I wasnt the perfect kid, I tell you, and my mother eyeshot I was fine - until I decided to become the soaked pixie of the house. At some point in my puerility I decided I needed to fill the employment of a practical prankster of the family, much to my poor mothers distress. nonetheless more unfortunately for my mother, she had no idea what I was up to when I got my hands on some yellowish, sticky, gooey forge piggy poo, which really looked more like cats poo.
Fake piggy poo was quite popular at the time - the kind that was wrapped privileged some plastic animal, and when you squeezed it, the poo would emerge from its behind; mine was a pink pig. I had purchased my poo at some downtown wickedness market and I loved it. Yes! I was terrible - I pulled that pseudo poo out of its plastic pig wrapping and appoint a new spot for it every single day. I never tired of the endless ruckus it caused. Oh, fake spiders were fun, but nothing could beat the chaos caused by my fake poo. I treasured that fake poo until the fateful day that my mother, having discovered it imposition there in a lump at the dinner party table, threw it into the bin. There I was left with fake spiders, whoopee cushions, squirting calculators, snapping gum, lampoon teeth and glasses, but no fake poo.

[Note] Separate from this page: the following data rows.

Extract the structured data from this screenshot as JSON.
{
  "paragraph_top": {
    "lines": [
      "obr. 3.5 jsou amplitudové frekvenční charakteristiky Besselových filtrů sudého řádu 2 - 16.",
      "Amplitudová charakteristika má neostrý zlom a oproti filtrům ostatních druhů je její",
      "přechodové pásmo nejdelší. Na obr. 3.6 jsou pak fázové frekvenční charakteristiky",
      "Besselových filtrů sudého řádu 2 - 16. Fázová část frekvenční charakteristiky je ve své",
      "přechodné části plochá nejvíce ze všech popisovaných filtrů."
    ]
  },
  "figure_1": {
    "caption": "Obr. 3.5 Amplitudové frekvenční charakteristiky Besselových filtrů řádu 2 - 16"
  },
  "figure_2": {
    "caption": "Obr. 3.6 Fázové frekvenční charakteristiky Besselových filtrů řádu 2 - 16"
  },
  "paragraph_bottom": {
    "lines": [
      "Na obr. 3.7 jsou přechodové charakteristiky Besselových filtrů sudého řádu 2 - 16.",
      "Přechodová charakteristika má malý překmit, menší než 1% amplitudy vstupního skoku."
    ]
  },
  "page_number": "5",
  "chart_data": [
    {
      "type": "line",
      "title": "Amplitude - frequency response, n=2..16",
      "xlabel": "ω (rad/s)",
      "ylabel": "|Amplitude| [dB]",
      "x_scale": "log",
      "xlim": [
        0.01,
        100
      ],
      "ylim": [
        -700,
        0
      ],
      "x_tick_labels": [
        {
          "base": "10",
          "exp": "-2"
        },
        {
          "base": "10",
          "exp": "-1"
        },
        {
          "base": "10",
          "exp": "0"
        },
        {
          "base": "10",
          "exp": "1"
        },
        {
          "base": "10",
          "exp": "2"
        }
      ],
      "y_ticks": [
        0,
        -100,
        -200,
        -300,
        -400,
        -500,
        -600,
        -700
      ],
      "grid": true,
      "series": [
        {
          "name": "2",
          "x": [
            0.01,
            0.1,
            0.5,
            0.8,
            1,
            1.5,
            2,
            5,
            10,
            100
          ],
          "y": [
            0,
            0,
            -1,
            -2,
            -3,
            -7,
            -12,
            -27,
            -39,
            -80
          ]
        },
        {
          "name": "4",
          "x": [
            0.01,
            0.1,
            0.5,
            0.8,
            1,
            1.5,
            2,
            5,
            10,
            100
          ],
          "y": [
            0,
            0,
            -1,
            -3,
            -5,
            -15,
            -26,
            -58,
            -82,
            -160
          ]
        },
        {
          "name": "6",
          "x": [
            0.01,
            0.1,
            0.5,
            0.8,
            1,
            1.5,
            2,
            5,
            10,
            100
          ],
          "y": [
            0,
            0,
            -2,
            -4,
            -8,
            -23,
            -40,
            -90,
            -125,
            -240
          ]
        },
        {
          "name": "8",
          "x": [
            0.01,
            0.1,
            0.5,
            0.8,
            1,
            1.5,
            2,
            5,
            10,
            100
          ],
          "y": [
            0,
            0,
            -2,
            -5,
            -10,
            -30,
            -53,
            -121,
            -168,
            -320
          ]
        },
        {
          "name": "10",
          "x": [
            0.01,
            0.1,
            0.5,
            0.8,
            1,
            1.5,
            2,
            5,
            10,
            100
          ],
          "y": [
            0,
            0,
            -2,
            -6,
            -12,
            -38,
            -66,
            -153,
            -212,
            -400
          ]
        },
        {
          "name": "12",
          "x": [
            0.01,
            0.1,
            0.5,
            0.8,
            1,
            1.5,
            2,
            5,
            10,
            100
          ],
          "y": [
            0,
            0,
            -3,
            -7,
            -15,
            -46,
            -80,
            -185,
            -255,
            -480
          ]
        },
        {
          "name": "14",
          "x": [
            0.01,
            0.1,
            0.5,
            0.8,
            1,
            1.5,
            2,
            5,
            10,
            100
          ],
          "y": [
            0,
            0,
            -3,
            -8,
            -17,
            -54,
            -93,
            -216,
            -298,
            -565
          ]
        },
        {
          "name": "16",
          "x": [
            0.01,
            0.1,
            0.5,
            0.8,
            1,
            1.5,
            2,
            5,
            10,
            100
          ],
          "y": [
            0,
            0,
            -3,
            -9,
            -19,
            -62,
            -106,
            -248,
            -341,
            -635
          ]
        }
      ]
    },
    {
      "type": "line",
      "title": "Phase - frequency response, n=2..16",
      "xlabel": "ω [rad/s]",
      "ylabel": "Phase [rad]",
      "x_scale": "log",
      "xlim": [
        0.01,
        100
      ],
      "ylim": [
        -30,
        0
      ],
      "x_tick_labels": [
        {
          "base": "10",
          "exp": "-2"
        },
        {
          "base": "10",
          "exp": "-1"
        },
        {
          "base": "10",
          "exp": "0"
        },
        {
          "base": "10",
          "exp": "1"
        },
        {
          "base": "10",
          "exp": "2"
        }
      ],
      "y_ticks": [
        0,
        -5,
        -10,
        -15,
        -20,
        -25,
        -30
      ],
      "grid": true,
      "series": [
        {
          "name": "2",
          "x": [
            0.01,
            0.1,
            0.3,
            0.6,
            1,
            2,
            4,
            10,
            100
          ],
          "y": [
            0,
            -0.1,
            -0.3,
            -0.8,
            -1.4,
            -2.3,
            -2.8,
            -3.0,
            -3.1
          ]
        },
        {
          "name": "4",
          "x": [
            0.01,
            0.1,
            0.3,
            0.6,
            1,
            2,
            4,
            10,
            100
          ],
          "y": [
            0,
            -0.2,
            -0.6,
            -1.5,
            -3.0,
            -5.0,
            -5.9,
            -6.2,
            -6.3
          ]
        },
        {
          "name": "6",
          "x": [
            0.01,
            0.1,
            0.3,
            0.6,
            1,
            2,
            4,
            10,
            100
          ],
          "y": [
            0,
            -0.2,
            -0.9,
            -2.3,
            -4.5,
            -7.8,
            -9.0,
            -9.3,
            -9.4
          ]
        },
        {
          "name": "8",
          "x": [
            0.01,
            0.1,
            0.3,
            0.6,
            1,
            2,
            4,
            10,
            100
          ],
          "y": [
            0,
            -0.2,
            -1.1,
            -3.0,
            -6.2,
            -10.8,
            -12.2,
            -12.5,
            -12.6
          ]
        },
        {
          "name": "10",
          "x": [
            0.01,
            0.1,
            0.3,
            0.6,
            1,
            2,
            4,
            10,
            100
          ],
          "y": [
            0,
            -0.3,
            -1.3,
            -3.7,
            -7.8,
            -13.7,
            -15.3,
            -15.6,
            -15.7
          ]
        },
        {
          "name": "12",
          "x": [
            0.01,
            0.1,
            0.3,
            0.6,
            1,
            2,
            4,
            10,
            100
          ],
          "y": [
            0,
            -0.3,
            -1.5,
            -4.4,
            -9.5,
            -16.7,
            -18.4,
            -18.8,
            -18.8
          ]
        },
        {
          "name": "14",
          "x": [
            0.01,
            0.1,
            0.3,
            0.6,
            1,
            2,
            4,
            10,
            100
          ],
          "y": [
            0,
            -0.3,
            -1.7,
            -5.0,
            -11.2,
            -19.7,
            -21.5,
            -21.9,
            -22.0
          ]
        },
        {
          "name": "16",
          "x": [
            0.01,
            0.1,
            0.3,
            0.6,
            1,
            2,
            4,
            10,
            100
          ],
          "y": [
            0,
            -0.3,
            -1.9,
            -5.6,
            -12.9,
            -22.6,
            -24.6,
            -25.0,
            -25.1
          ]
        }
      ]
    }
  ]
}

I cried, I screamed - life was hardly worth living without my beloved fake poo. However, my mother was firm.
No more fake poo! Im at my wits ends with you!
On that awful day when the garbage music rang and the garbage was collected, I knew that I would never see my beloved poo again, but I would not...
Great Seinfeld-esque sense of humour about such a stochastic thing. Well written, entertaining, kept my attention.